Ermanno Rea è persona squisita ma napoletano verace. Le due qualità vanno distinte oggi, ammesso che la seconda sia ancora una qualità. Ermanno Rea non è il napoletano che può ritrovarsi nello sfacelo incredibile della sua città, di mediocrità prima che di violenza, e di violenza saputa, dritta, che si rispecchia nella produzione di immondizia morale. Ma vive sempre e solo la sua città, tra lo stereotipo del nonno a Caporetto, e il protagonista naziskin alla stazione centrale, affettuosamente chiamato Caracas, che ha 55 anni. La scrittura pure è partecipe, e il rifiuto è stato repentino allo Strega, che già aveva vinto, a favore di Paolo Giordano, che di anni ne solo 25 e viene da Torino.
E non solo i premi, anche le classifiche (vengono prima le classifiche o i premi?), nei quali Napoli non si può dire che non eccella da qualche tempo, lo escludono. I napoletani su Internet lo dicono “bello, malinconico, struggente”, gli altri spernacchiano. Si aggiunga che Ermanno Rea si dice, Virgilio o Dante?, “cariatide comunista”, e si completa il rifiuto.

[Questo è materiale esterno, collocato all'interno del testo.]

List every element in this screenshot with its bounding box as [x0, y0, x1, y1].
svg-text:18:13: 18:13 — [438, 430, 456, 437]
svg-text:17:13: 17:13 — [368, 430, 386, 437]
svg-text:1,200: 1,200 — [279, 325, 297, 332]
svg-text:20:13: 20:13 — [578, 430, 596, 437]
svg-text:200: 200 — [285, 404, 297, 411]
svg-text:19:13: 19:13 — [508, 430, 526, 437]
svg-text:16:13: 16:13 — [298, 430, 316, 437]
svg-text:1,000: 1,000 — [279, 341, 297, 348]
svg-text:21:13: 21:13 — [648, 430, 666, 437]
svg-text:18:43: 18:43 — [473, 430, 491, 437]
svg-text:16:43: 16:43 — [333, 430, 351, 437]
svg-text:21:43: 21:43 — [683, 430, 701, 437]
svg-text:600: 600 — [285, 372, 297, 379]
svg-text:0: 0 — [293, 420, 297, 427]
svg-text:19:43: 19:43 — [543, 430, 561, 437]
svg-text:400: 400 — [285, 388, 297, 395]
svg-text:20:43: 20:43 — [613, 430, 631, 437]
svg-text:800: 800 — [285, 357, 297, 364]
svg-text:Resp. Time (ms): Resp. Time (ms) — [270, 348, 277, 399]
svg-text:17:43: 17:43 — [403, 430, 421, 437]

Essendo “Napoli Ferrovia” un quasi premio Strega si vorrebbe anche parlare di letteratura. Di personaggi, storie, scritture - il réportage sceneggiato che è la specialità dell’autore. Insomma della meraviglia del leggere, e del narrare. Ma Napoli purtroppo è sovrastante, per questa sua invadente, sconfinata, perfino orgogliosa, immondizia morale, nella politica, la magistratura, l’economia, il sindacato, nel popolo alto e basso, nella criminalità, e perfino tra gli intellettuali. Non Salerno, o Benevento, o Avellino, dove persone di rara virtù e competenza fanno ogni giorno il loro lavoro, ma l’asse Caserta-Napoli-Ercolano, che è anche l’area a più alta concentrazione di manufatti artistici e naturali dell’umanità. Si vorrebbe poter dire coraggio!, fate uno sforzo, se Napoli non fosse così supponente.